A recent analysis of the photographs, captured by NASA’s Cassini Orbiter has shown the evidence suggesting the idea that Like Enceladus,the moon may also have a global, under-ice sea.The Casssini Orbiter is currently touring Saturn and its moons. The analysis will be published this Friday in the journal Science.
The team doing the analysis, found that the measurements they made could indicate to a frozen solid moon having a rocky core shape just as the rugby ball. But if we consider the under-ice sea explanation, Mimas could depict the potential habitat for simple form,s of organic life.
However, Mimas is getting more and more intriguing than expected . Radwan Tajeddine is a research associate and an astronomer at Cornell University in Ithaca, N.Y.She is the lead author of the study. She explained that
“This moon is more complex than we imagined”.
Mimas, among the Saturn’s moons, is more likely to act as a low key cousin than its more closer relatives like Enceladus and Titan.
Enceladus is Saturn’s sixth largest moon,completely covered with ice. Evidences suggests that it has ocean beneath its ice crust.Moreover it is geologically active and venting out plumes of water near its south pole by the series of cracks.
Titan is the largest moon of Saturn. Its atmosphere is thick and is rich in organic compounds. It has also been said that before life emerged on Earth, it was more like Titan. Titan’s surface also has lakes of hydrocarbons. Evidences also indicates the presence of a sea. It’s salinity can be comparable with Dead Sea beneath its surface.
Astro-biologist are very much interested in both the moons. They foresee them as potential habitat for simple forms of organic life for which liquid water is thought to be essential .

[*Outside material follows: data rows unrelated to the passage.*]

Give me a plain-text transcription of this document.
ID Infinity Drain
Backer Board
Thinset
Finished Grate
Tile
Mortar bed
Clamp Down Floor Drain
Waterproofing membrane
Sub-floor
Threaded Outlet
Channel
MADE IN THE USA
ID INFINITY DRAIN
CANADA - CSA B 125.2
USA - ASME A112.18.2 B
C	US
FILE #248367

Mimas has been interesting because of its unusual out-of-round shape and its function in clearing a pronounced gap between Saturn’s two widest rings – a 4,800-mile-wide clearing known as the Cassini Gap. Moreover its most important feature is Herschel Crater, which is a ring up to six miles deep in moon present at 246 miles only. If these proportion are held constant and applied to Earth,the crater would span about 2,500 miles. It will engulf almost whole United States and large parts of Mexico and Canada as well. That’s the reason why, the crater give the moon the appearance of the Death Star.
Earlier the heavily cratered surface of Mima was not the point of interest for the researchers. They thought surface is quite old and boring as it has not undergone recent geological repaving which was seen on Enceladus. But still the frozen moon could have fossil structures beneath the surface. which became interesting.

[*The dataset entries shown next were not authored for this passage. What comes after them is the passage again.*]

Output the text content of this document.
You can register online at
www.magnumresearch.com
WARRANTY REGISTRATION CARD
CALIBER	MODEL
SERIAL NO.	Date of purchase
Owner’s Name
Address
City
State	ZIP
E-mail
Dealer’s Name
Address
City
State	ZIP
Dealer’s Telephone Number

Consequently, Dr. Tajeddine and colleagues from universities in France and Belgium attempted for the first time to determine the interior nature of that moon. Her findings gave rise to the mystery that If Mimas is mostly water ice with a little bit of rocks, why does it appears to be frozen solid at a bracing -334 degrees Fahrenheit while Enceladus, also an ice world, hosts an interior sea?

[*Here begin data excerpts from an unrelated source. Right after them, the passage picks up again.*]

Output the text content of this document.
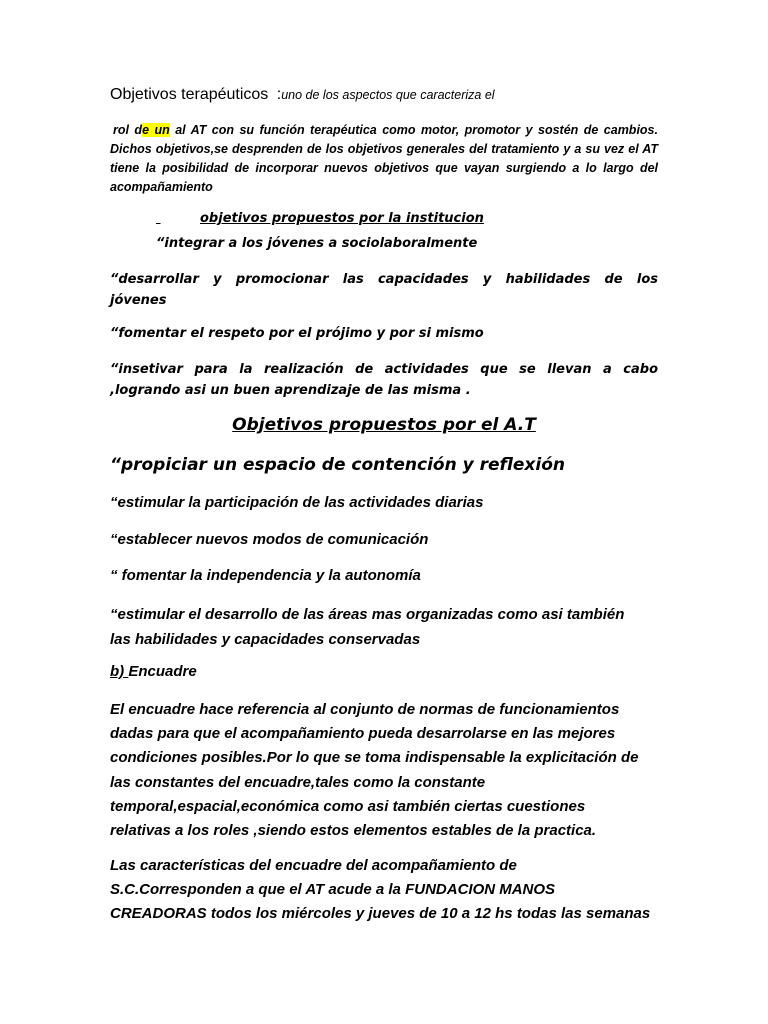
Objetivos terapéuticos :uno de los aspectos que caracteriza el
rol de un al AT con su función terapéutica como motor, promotor y sostén de cambios.
Dichos objetivos,se desprenden de los objetivos generales del tratamiento y a su vez el AT
tiene la posibilidad de incorporar nuevos objetivos que vayan surgiendo a lo largo del
acompañamiento
objetivos propuestos por la institucion
“integrar a los jóvenes a sociolaboralmente
“desarrollar y promocionar las capacidades y habilidades de los
jóvenes
“fomentar el respeto por el prójimo y por si mismo
“insetivar para la realización de actividades que se llevan a cabo
,logrando asi un buen aprendizaje de las misma .
Objetivos propuestos por el A.T
“propiciar un espacio de contención y reflexión
“estimular la participación de las actividades diarias
“establecer nuevos modos de comunicación
“ fomentar la independencia y la autonomía
“estimular el desarrollo de las áreas mas organizadas como asi también
las habilidades y capacidades conservadas
b) Encuadre
El encuadre hace referencia al conjunto de normas de funcionamientos
dadas para que el acompañamiento pueda desarrolarse en las mejores
condiciones posibles.Por lo que se toma indispensable la explicitación de
las constantes del encuadre,tales como la constante
temporal,espacial,económica como asi también ciertas cuestiones
relativas a los roles ,siendo estos elementos estables de la practica.
Las características del encuadre del acompañamiento de
S.C.Corresponden a que el AT acude a la FUNDACION MANOS
CREADORAS todos los miércoles y jueves de 10 a 12 hs todas las semanas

This sea is made possible by elliptical orbit of Enceladus and an enormous gravitational tug around Saturn. These give rise to tidal forces within the moon and produces frictional heat. This heat prevents the internal ocean of Enceladus from freezing.
Moreover Mimas’ orbit present a more eccentric ellipse than Enceladus’ orbit. So There is more tidal heat. This heat leads to melt the ice somewhere inside the moon but due to the absence of geyser like activity and the presence of heavily cratered surface it appears to be frozen since ages. a long time.
Researchers used 40 high-resolution images from Cassini’s narrow-angle camera from which they designed a 3-D map with 260 reference point on pockmarked surface of moon.They applied mathematical techniques to determine any changes in positions of these marks like Mimas orbits. They found changes in the form of movements(sideways) across the field.
“If the moon was solid, with a core matching the shape of the outer shell, the size of the wobble should have been about 1.9 miles from one side to the other. Instead, it was twice of that. Only two of the models represented plausible explanations. But each explanation still had problems. For instance, if you have a rugby-ball shaped core, the final shape of the moon should resemble that. Mimas does not.”
The team suggested additional ways to answer many questions related to Mimas interior. The first suggestion was he requirement of close flyby top have additional information about their changing features. The other suggestion is to have detailed temperatures measurements of the surface to detect any unexpected warmth.